Diploid genotypes at biallelic variants, coded as the number of alternate alleles per call (i.e., 0 = hom ref, 1 = het, 2 = hom alt).

size : int

Window size (number of variants).

step : int

Number of variants to advance to the next window.

threshold : float

Maximum value of r**2 to include variants.

blen : int, optional

Block length to use for chunked computation.

Returns:

loc : ndarray, bool, shape (n_variants)

Boolean array where True items locate variants in approximate linkage equilibrium.

Notes

The value of r**2 between each pair of variants is calculated using the method of Rogers and Huff (2008).

allel.plot_pairwise_ld(m, colorbar=True, ax=None, imshow_kwargs=None)[source]

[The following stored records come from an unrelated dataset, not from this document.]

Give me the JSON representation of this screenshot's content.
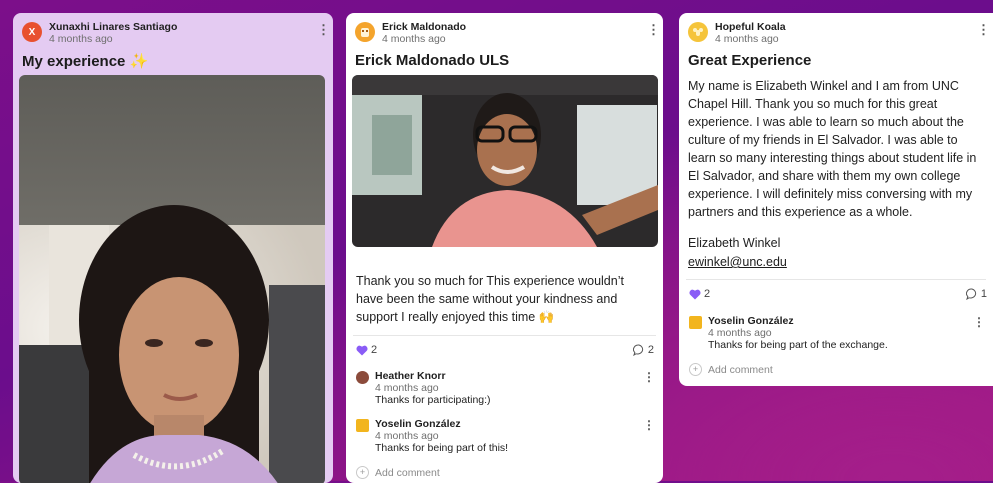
{
  "colors": {
    "accent_heart": "#8a5cf6",
    "card1_bg": "#e4cbf2",
    "page_bg": "#6b0d8c"
  },
  "posts": [
    {
      "author": "Xunaxhi Linares Santiago",
      "avatar_letter": "X",
      "avatar_color": "#e8512f",
      "time": "4 months ago",
      "title": "My experience",
      "title_emoji": "✨"
    },
    {
      "author": "Erick Maldonado",
      "avatar_color": "#f4a42c",
      "time": "4 months ago",
      "title": "Erick Maldonado ULS",
      "body": "Thank you so much for This experience wouldn’t have been the same without your kindness and support  I really enjoyed this time 🙌",
      "likes": "2",
      "comments_count": "2",
      "comments": [
        {
          "author": "Heather Knorr",
          "time": "4 months ago",
          "text": "Thanks for participating:)"
        },
        {
          "author": "Yoselin González",
          "time": "4 months ago",
          "text": "Thanks for being part of this!"
        }
      ],
      "add_comment": "Add comment"
    },
    {
      "author": "Hopeful Koala",
      "avatar_color": "#f5c43a",
      "time": "4 months ago",
      "title": "Great Experience",
      "body": "My name is Elizabeth Winkel and I am from UNC Chapel Hill. Thank you so much for this great experience. I was able to learn so much about the culture of my friends in El Salvador. I was able to learn so many interesting things about student life in El Salvador, and share with them my own college experience. I will definitely miss conversing with my partners and this experience as a whole.",
      "signature": "Elizabeth Winkel",
      "email": "ewinkel@unc.edu",
      "likes": "2",
      "comments_count": "1",
      "comments": [
        {
          "author": "Yoselin González",
          "time": "4 months ago",
          "text": "Thanks for being part of the exchange."
        }
      ],
      "add_comment": "Add comment"
    }
  ]
}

Plot a matrix of genotype linkage disequilibrium values between all pairs of variants.

Parameters:

m : array_like

Array of linkage disequilibrium values in condensed form.

colorbar : bool, optional

If True, add a colorbar to the current figure.

ax : axes, optional

The axes on which to draw. If not provided, a new figure will be created.

imshow_kwargs : dict-like, optional

Additional keyword arguments passed through to matplotlib.pyplot.imshow().

Returns:

ax : axes

The axes on which the plot was drawn.